Abstract

We read with great interest the recent article by Park et al. [1] regarding outcomes in patients who underwent isolated aortic valve replacement (AVR) in a redo setting with a patent internal thoracic artery (ITA). They further analysed the impact of ITA control on patient outcome, concluding that not impeding ITA blood flow and allowing thus myocardial perfusion was associated with improved outcomes. Myocardial territories at the borders of ITA distribution are traditionally considered prone to ischaemic changes due to an incomplete cardioplegic effect. Although ITA control aims at preventing cardioplegia ‘washout’ to achieve adequate cardioplegic arrest, this was early associated with a substantial risk of graft injury and associated mortality. A number of approaches have been developed to address myocardial protection in this anatomically complex group, including various on-pump beating heart approaches. These incorporate pure retrograde perfusion of normothermic oxygenated blood [2, 3] as well as simultaneous retrograde and antegrade blood perfusion, according to individual patient anatomy [4]. Furthermore, if previous revascularization provides sufficient perfusion of all myocardial territories, retrograde and/ or antegrade blood perfusion may be avoided entirely with safety [2, 5]. We have described a case of AVR in the presence of bilateral patent ITAs with the use of cross-clamp fibrillation [6]. Perfusion temperature ranged from 32°C to normothermia in these series.

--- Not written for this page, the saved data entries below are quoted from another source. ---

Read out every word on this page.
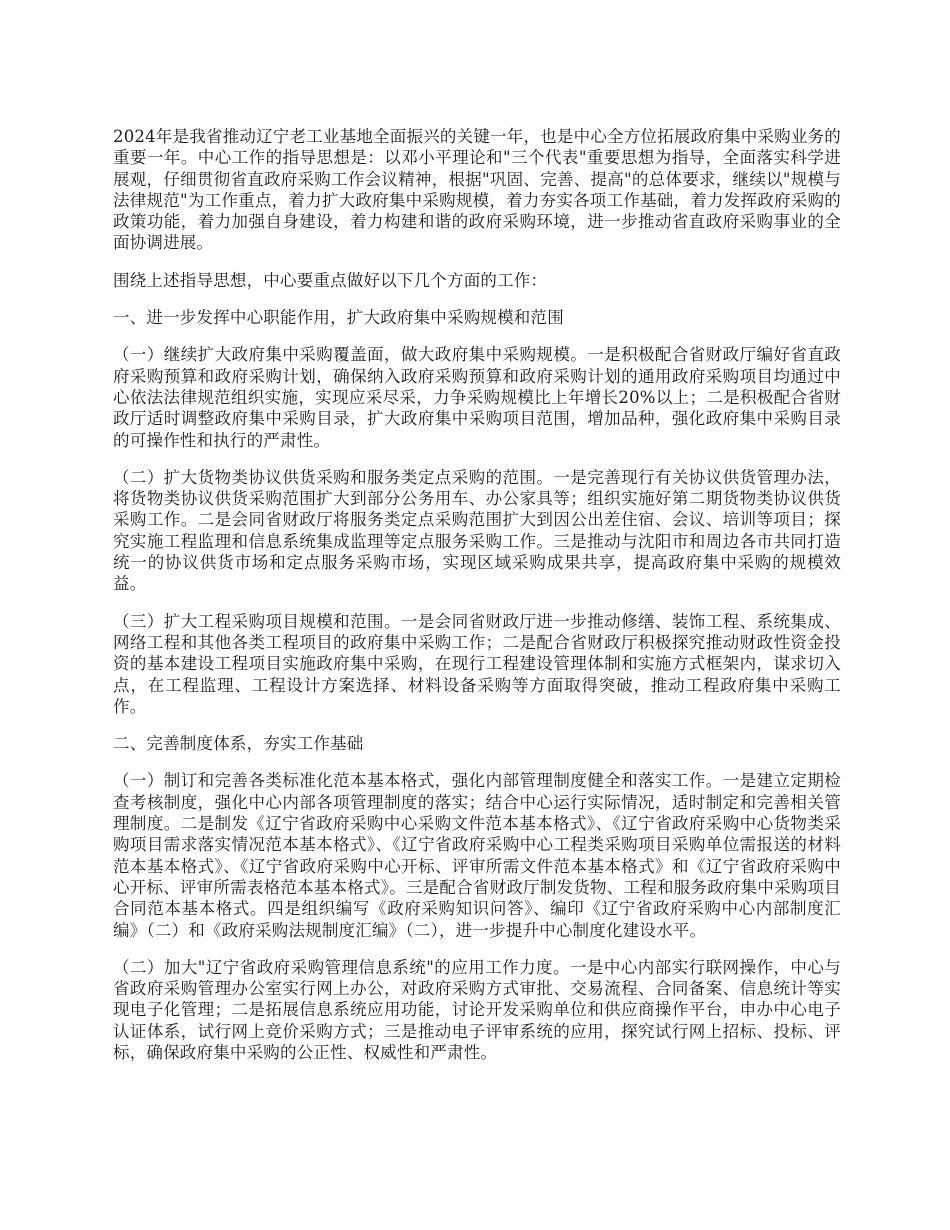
2024年是我省推动辽宁老工业基地全面振兴的关键一年，也是中心全方位拓展政府集中采购业务的重要一年。中心工作的指导思想是：以邓小平理论和"三个代表"重要思想为指导，全面落实科学进展观，仔细贯彻省直政府采购工作会议精神，根据"巩固、完善、提高"的总体要求，继续以"规模与法律规范"为工作重点，着力扩大政府集中采购规模，着力夯实各项工作基础，着力发挥政府采购的政策功能，着力加强自身建设，着力构建和谐的政府采购环境，进一步推动省直政府采购事业的全面协调进展。

围绕上述指导思想，中心要重点做好以下几个方面的工作：

一、进一步发挥中心职能作用，扩大政府集中采购规模和范围

（一）继续扩大政府集中采购覆盖面，做大政府集中采购规模。一是积极配合省财政厅编好省直政府采购预算和政府采购计划，确保纳入政府采购预算和政府采购计划的通用政府采购项目均通过中心依法法律规范组织实施，实现应采尽采，力争采购规模比上年增长20%以上；二是积极配合省财政厅适时调整政府集中采购目录，扩大政府集中采购项目范围，增加品种，强化政府集中采购目录的可操作性和执行的严肃性。

（二）扩大货物类协议供货采购和服务类定点采购的范围。一是完善现行有关协议供货管理办法，将货物类协议供货采购范围扩大到部分公务用车、办公家具等；组织实施好第二期货物类协议供货采购工作。二是会同省财政厅将服务类定点采购范围扩大到因公出差住宿、会议、培训等项目；探究实施工程监理和信息系统集成监理等定点服务采购工作。三是推动与沈阳市和周边各市共同打造统一的协议供货市场和定点服务采购市场，实现区域采购成果共享，提高政府集中采购的规模效益。

（三）扩大工程采购项目规模和范围。一是会同省财政厅进一步推动修缮、装饰工程、系统集成、网络工程和其他各类工程项目的政府集中采购工作；二是配合省财政厅积极探究推动财政性资金投资的基本建设工程项目实施政府集中采购，在现行工程建设管理体制和实施方式框架内，谋求切入点，在工程监理、工程设计方案选择、材料设备采购等方面取得突破，推动工程政府集中采购工作。

二、完善制度体系，夯实工作基础

（一）制订和完善各类标准化范本基本格式，强化内部管理制度健全和落实工作。一是建立定期检查考核制度，强化中心内部各项管理制度的落实；结合中心运行实际情况，适时制定和完善相关管理制度。二是制发《辽宁省政府采购中心采购文件范本基本格式》、《辽宁省政府采购中心货物类采购项目需求落实情况范本基本格式》、《辽宁省政府采购中心工程类采购项目采购单位需报送的材料范本基本格式》、《辽宁省政府采购中心开标、评审所需文件范本基本格式》和《辽宁省政府采购中心开标、评审所需表格范本基本格式》。三是配合省财政厅制发货物、工程和服务政府集中采购项目合同范本基本格式。四是组织编写《政府采购知识问答》、编印《辽宁省政府采购中心内部制度汇编》（二）和《政府采购法规制度汇编》（二），进一步提升中心制度化建设水平。

（二）加大"辽宁省政府采购管理信息系统"的应用工作力度。一是中心内部实行联网操作，中心与省政府采购管理办公室实行网上办公，对政府采购方式审批、交易流程、合同备案、信息统计等实现电子化管理；二是拓展信息系统应用功能，讨论开发采购单位和供应商操作平台，申办中心电子认证体系，试行网上竞价采购方式；三是推动电子评审系统的应用，探究试行网上招标、投标、评标，确保政府集中采购的公正性、权威性和严肃性。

The authors used cold blood cardioplegia in all patients [1]. Retrograde and/or antegrade perfusion with oxygenated blood appears to provide myocardial protection and optimal conditions for performing conventional AVR in selected patients. From the technical standpoint, potential washout from the coronary ostia is easily manageable with simple measures, as already described in the literature. Appreciating the limitations of a retrospective study in this complex entity, we would like to enquire if the authors have modified their approach in recent years in regard to achieving myocardial protection. We commend the authors on their outstanding results.